Many Hong Kong exporters are facing severe cash flow problems ahead of the peak Christmas season, with the global supply chain crisis leaving their deliveries stranded at ports in the United States and their goods at factories in mainland China.
Hong Kong Shippers’ Council chairman Willy Lin Sun-mo said there were too few containers to meet demand, resulting in many cases of undelivered goods and delayed payments.
“If you can’t get a container by now and the goods are seasonal, there is a high chance you will miss the Christmas shopping season,” he said.
Some exporters have resorted to sending their goods by air, which can cost 10 times more than transporting a 40-foot container by sea.
“Normally goods for Christmas would have shipped by September, but the global supply chain crisis has, at best, left them piled up at the ports of the US west coast or, at worst, remaining at mainland factories,” Lin said.
The global supply chain has broken down as a result of pandemic-related lockdowns, and a lack of crew, containers and capacity at US ports.
Ironically, the economic rebound that followed the easing of pandemic restrictions has made matters worse.
Lin said it now took 180 days – nearly three times longer than before the pandemic – for a container ship to get from Asia to the US’ west coast and back.
“Delays in shipments will cause delays in payments for several months,” he said. “How can small and medium-sized enterprises [SMEs] survive?”
Steve Chuang, founder and CEO of the electronics firm ProVista Group, said he had to wait for up to a month to confirm a booking for a 40-foot container, whereas he used to get instant confirmation before the pandemic.
“At one point, I had 60 40-foot containers of electronic products stuck in mainland China and had to rent a huge storage area for them, while facing the risk of my orders being cancelled,” he said.
He sent some higher-value products, such as solar power storage systems, on chartered flights to the US, but that cost at least 10 times more than the US$25,000 (HK$194,300) he typically paid for a 40-foot container.
Shipping expenses used to account for less than 5 per cent of his company’s total costs, but now made up 20 per cent, he added.
He said many exporters now had to bargain with their clients overseas to reach a compromise over the higher delivery costs.
Hong Kong General Chamber of Small and Medium Business president Joe Chau Kwok-ming, whose family owns a baby clothing company, heard from clients in the US that shipment delays had prompted some smaller department stores to cancel orders.
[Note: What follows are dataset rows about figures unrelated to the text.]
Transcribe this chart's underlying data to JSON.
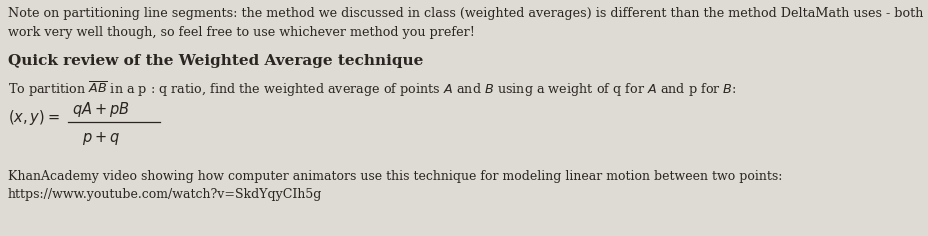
{
  "bg_color": "#dedad4",
  "text_color": "#2a2520",
  "figsize": [
    9.29,
    2.36
  ],
  "dpi": 100,
  "line1": "Note on partitioning line segments: the method we discussed in class (weighted averages) is different than the method DeltaMath uses - both",
  "line2": "work very well though, so feel free to use whichever method you prefer!",
  "heading": "Quick review of the Weighted Average technique",
  "desc_line": "To partition $\\overline{AB}$ in a p : q ratio, find the weighted average of points $A$ and $B$ using a weight of q for $A$ and p for $B$:",
  "formula_left": "$(x, y) = $",
  "formula_num": "$qA + pB$",
  "formula_den": "$p + q$",
  "khan_line1": "KhanAcademy video showing how computer animators use this technique for modeling linear motion between two points:",
  "khan_line2": "https://www.youtube.com/watch?v=SkdYqyCIh5g",
  "note_fontsize": 9.2,
  "heading_fontsize": 11.0,
  "desc_fontsize": 9.2,
  "formula_fontsize": 10.5,
  "khan_fontsize": 9.0
}
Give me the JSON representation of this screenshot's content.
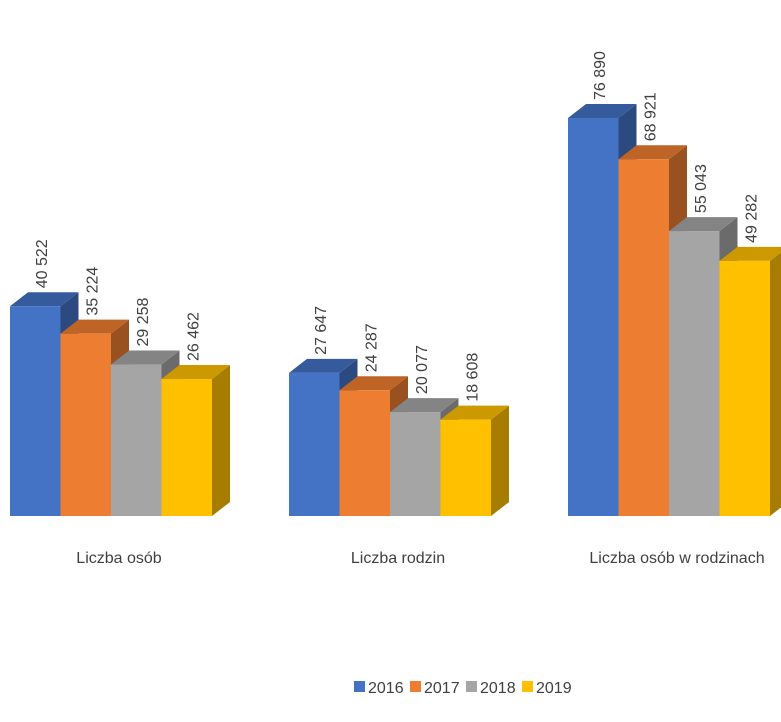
{
  "chart_data": {
    "type": "bar3d",
    "categories": [
      "Liczba osób",
      "Liczba rodzin",
      "Liczba osób w rodzinach"
    ],
    "series": [
      {
        "name": "2016",
        "color": "#4472c4",
        "values": [
          40522,
          27647,
          76890
        ],
        "value_labels": [
          "40 522",
          "27 647",
          "76 890"
        ]
      },
      {
        "name": "2017",
        "color": "#ed7d31",
        "values": [
          35224,
          24287,
          68921
        ],
        "value_labels": [
          "35 224",
          "24 287",
          "68 921"
        ]
      },
      {
        "name": "2018",
        "color": "#a5a5a5",
        "values": [
          29258,
          20077,
          55043
        ],
        "value_labels": [
          "29 258",
          "20 077",
          "55 043"
        ]
      },
      {
        "name": "2019",
        "color": "#ffc000",
        "values": [
          26462,
          18608,
          49282
        ],
        "value_labels": [
          "26 462",
          "18 608",
          "49 282"
        ]
      }
    ],
    "legend": "bottom"
  }
}
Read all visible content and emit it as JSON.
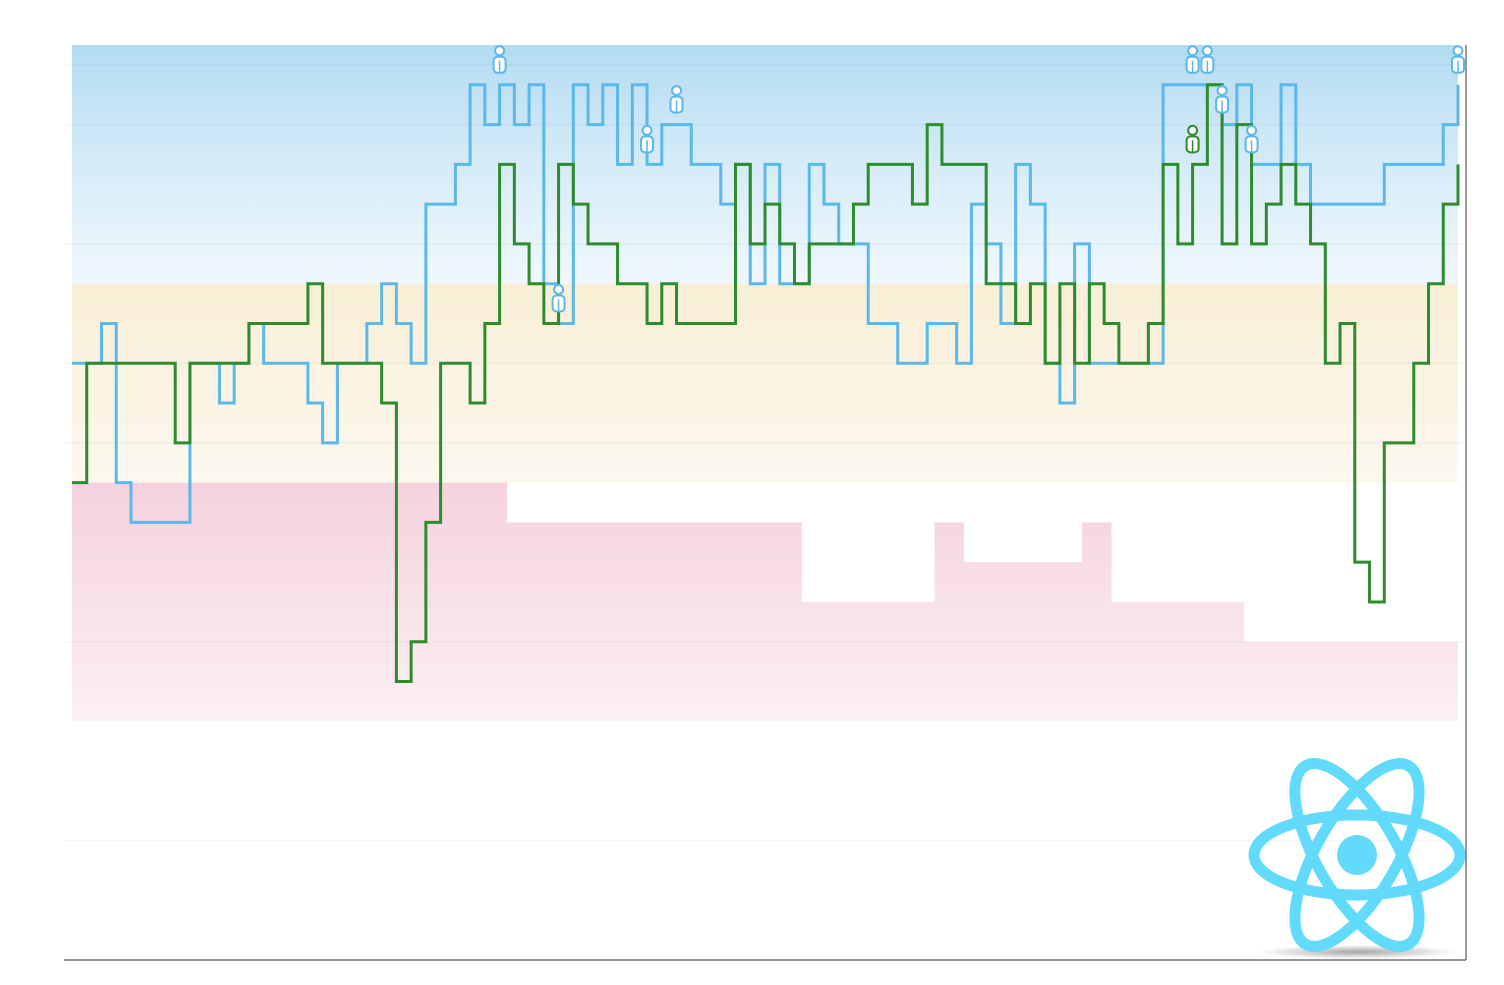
{
  "chart_data": {
    "type": "line",
    "step": true,
    "n_points": 95,
    "ylim": [
      0,
      23
    ],
    "grid": true,
    "legend": "none",
    "colors": {
      "series_a": "#5bb8e8",
      "series_b": "#2e8b2e",
      "band_top": "#a8d8f0",
      "band_mid": "#f9f1dc",
      "band_low": "#f5d3df",
      "logo": "#61dafb"
    },
    "series": [
      {
        "key": "series_a",
        "values": [
          15,
          15,
          16,
          12,
          11,
          11,
          11,
          11,
          15,
          15,
          14,
          15,
          16,
          15,
          15,
          15,
          14,
          13,
          15,
          15,
          16,
          17,
          16,
          15,
          19,
          19,
          20,
          22,
          21,
          22,
          21,
          22,
          17,
          16,
          22,
          21,
          22,
          20,
          22,
          20,
          21,
          21,
          20,
          20,
          19,
          20,
          17,
          20,
          17,
          17,
          20,
          19,
          18,
          18,
          16,
          16,
          15,
          15,
          16,
          16,
          15,
          19,
          18,
          16,
          20,
          19,
          15,
          14,
          18,
          15,
          15,
          15,
          15,
          15,
          22,
          22,
          22,
          22,
          21,
          22,
          20,
          20,
          22,
          20,
          19,
          19,
          19,
          19,
          19,
          20,
          20,
          20,
          20,
          21,
          22
        ],
        "markers": [
          29,
          33,
          39,
          41,
          76,
          77,
          78,
          80,
          94
        ]
      },
      {
        "key": "series_b",
        "values": [
          12,
          15,
          15,
          15,
          15,
          15,
          15,
          13,
          15,
          15,
          15,
          15,
          16,
          16,
          16,
          16,
          17,
          15,
          15,
          15,
          15,
          14,
          7,
          8,
          11,
          15,
          15,
          14,
          16,
          20,
          18,
          17,
          16,
          20,
          19,
          18,
          18,
          17,
          17,
          16,
          17,
          16,
          16,
          16,
          16,
          20,
          18,
          19,
          18,
          17,
          18,
          18,
          18,
          19,
          20,
          20,
          20,
          19,
          21,
          20,
          20,
          20,
          17,
          17,
          16,
          17,
          15,
          17,
          15,
          17,
          16,
          15,
          15,
          16,
          20,
          18,
          20,
          22,
          18,
          21,
          18,
          19,
          20,
          19,
          18,
          15,
          16,
          10,
          9,
          13,
          13,
          15,
          17,
          19,
          20
        ],
        "markers": [
          76
        ]
      }
    ],
    "bands": {
      "top_upper": [
        23,
        23,
        23,
        23,
        23,
        23,
        23,
        23,
        23,
        23,
        23,
        23,
        23,
        23,
        23,
        23,
        23,
        23,
        23,
        23,
        23,
        23,
        23,
        23,
        23,
        23,
        23,
        23,
        23,
        23,
        23,
        23,
        23,
        23,
        23,
        23,
        23,
        23,
        23,
        23,
        23,
        23,
        23,
        23,
        23,
        23,
        23,
        23,
        23,
        23,
        23,
        23,
        23,
        23,
        23,
        23,
        23,
        23,
        23,
        23,
        23,
        23,
        23,
        23,
        23,
        23,
        23,
        23,
        23,
        23,
        23,
        23,
        23,
        23,
        23,
        23,
        23,
        23,
        23,
        23,
        23,
        23,
        23,
        23,
        23,
        23,
        23,
        23,
        23,
        23,
        23,
        23,
        23,
        23,
        23
      ],
      "top_lower": [
        17,
        17,
        17,
        17,
        17,
        17,
        17,
        17,
        17,
        17,
        17,
        17,
        17,
        17,
        17,
        17,
        17,
        17,
        17,
        17,
        17,
        17,
        17,
        17,
        17,
        17,
        17,
        17,
        17,
        17,
        17,
        17,
        17,
        17,
        17,
        17,
        17,
        17,
        17,
        17,
        17,
        17,
        17,
        17,
        17,
        17,
        17,
        17,
        17,
        17,
        17,
        17,
        17,
        17,
        17,
        17,
        17,
        17,
        17,
        17,
        17,
        17,
        17,
        17,
        17,
        17,
        17,
        17,
        17,
        17,
        17,
        17,
        17,
        17,
        17,
        17,
        17,
        17,
        17,
        17,
        17,
        17,
        17,
        17,
        17,
        17,
        17,
        17,
        17,
        17,
        17,
        17,
        17,
        17,
        17
      ],
      "mid_upper": [
        17,
        17,
        17,
        17,
        17,
        17,
        17,
        17,
        17,
        17,
        17,
        17,
        17,
        17,
        17,
        17,
        17,
        17,
        17,
        17,
        17,
        17,
        17,
        17,
        17,
        17,
        17,
        17,
        17,
        17,
        17,
        17,
        17,
        17,
        17,
        17,
        17,
        17,
        17,
        17,
        17,
        17,
        17,
        17,
        17,
        17,
        17,
        17,
        17,
        17,
        17,
        17,
        17,
        17,
        17,
        17,
        17,
        17,
        17,
        17,
        17,
        17,
        17,
        17,
        17,
        17,
        17,
        17,
        17,
        17,
        17,
        17,
        17,
        17,
        17,
        17,
        17,
        17,
        17,
        17,
        17,
        17,
        17,
        17,
        17,
        17,
        17,
        17,
        17,
        17,
        17,
        17,
        17,
        17,
        17
      ],
      "mid_lower": [
        12,
        12,
        12,
        12,
        12,
        12,
        12,
        12,
        12,
        12,
        12,
        12,
        12,
        12,
        12,
        12,
        12,
        12,
        12,
        12,
        12,
        12,
        12,
        12,
        12,
        12,
        12,
        12,
        12,
        12,
        12,
        12,
        12,
        12,
        12,
        12,
        12,
        12,
        12,
        12,
        12,
        12,
        12,
        12,
        12,
        12,
        12,
        12,
        12,
        12,
        12,
        12,
        12,
        12,
        12,
        12,
        12,
        12,
        12,
        12,
        12,
        12,
        12,
        12,
        12,
        12,
        12,
        12,
        12,
        12,
        12,
        12,
        12,
        12,
        12,
        12,
        12,
        12,
        12,
        12,
        12,
        12,
        12,
        12,
        12,
        12,
        12,
        12,
        12,
        12,
        12,
        12,
        12,
        12,
        12
      ],
      "low_upper": [
        12,
        12,
        12,
        12,
        12,
        12,
        12,
        12,
        12,
        12,
        12,
        12,
        12,
        12,
        12,
        12,
        12,
        12,
        12,
        12,
        12,
        12,
        12,
        12,
        12,
        12,
        12,
        12,
        12,
        12,
        11,
        11,
        11,
        11,
        11,
        11,
        11,
        11,
        11,
        11,
        11,
        11,
        11,
        11,
        11,
        11,
        11,
        11,
        11,
        11,
        9,
        9,
        9,
        9,
        9,
        9,
        9,
        9,
        9,
        11,
        11,
        10,
        10,
        10,
        10,
        10,
        10,
        10,
        10,
        11,
        11,
        9,
        9,
        9,
        9,
        9,
        9,
        9,
        9,
        9,
        8,
        8,
        8,
        8,
        8,
        8,
        8,
        8,
        8,
        8,
        8,
        8,
        8,
        8,
        8
      ],
      "low_lower": [
        6,
        6,
        6,
        6,
        6,
        6,
        6,
        6,
        6,
        6,
        6,
        6,
        6,
        6,
        6,
        6,
        6,
        6,
        6,
        6,
        6,
        6,
        6,
        6,
        6,
        6,
        6,
        6,
        6,
        6,
        6,
        6,
        6,
        6,
        6,
        6,
        6,
        6,
        6,
        6,
        6,
        6,
        6,
        6,
        6,
        6,
        6,
        6,
        6,
        6,
        6,
        6,
        6,
        6,
        6,
        6,
        6,
        6,
        6,
        6,
        6,
        6,
        6,
        6,
        6,
        6,
        6,
        6,
        6,
        6,
        6,
        6,
        6,
        6,
        6,
        6,
        6,
        6,
        6,
        6,
        6,
        6,
        6,
        6,
        6,
        6,
        6,
        6,
        6,
        6,
        6,
        6,
        6,
        6,
        6
      ]
    }
  }
}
To help SMEs and individuals, the Hong Kong government last month extended three borrowing schemes by six months. The Special 100% Loan Guarantee, the SME Financing Guarantee Scheme and the Preapproved Principal Payment Holiday Scheme have so far doled out a total of HK$170 billion (US$21.9 billion).
“I call on banks not to recall any loans at this critical time, to throw a lifeline to SMEs,” Chau said.
He said whether retailers would have enough products on their shelves for Halloween, Thanksgiving and Christmas would depend on whether importers could pay for more expensive shipping.
Steve Lamar, Washington-based president and CEO of the American Apparel and Footwear Association – which represents more than 1,000 major brands – told the Post he saw no end to the supply chain crisis.
He said even though California’s Los Angeles and Long Beach ports, the busiest two in the US, began working round the clock earlier this month, it was only a symbolic move and American authorities had to do more.
His group has called on US President Joe Biden’s administration to suspend tariffs and refund some of the US$110 billion taxes paid by American companies to help them survive the supply chain crisis.
Lamar said US companies and consumers were suffering too.
“Runaway freight costs, cargo delays and crushing tariff burdens are now fuelling an inflationary spiral,” he said.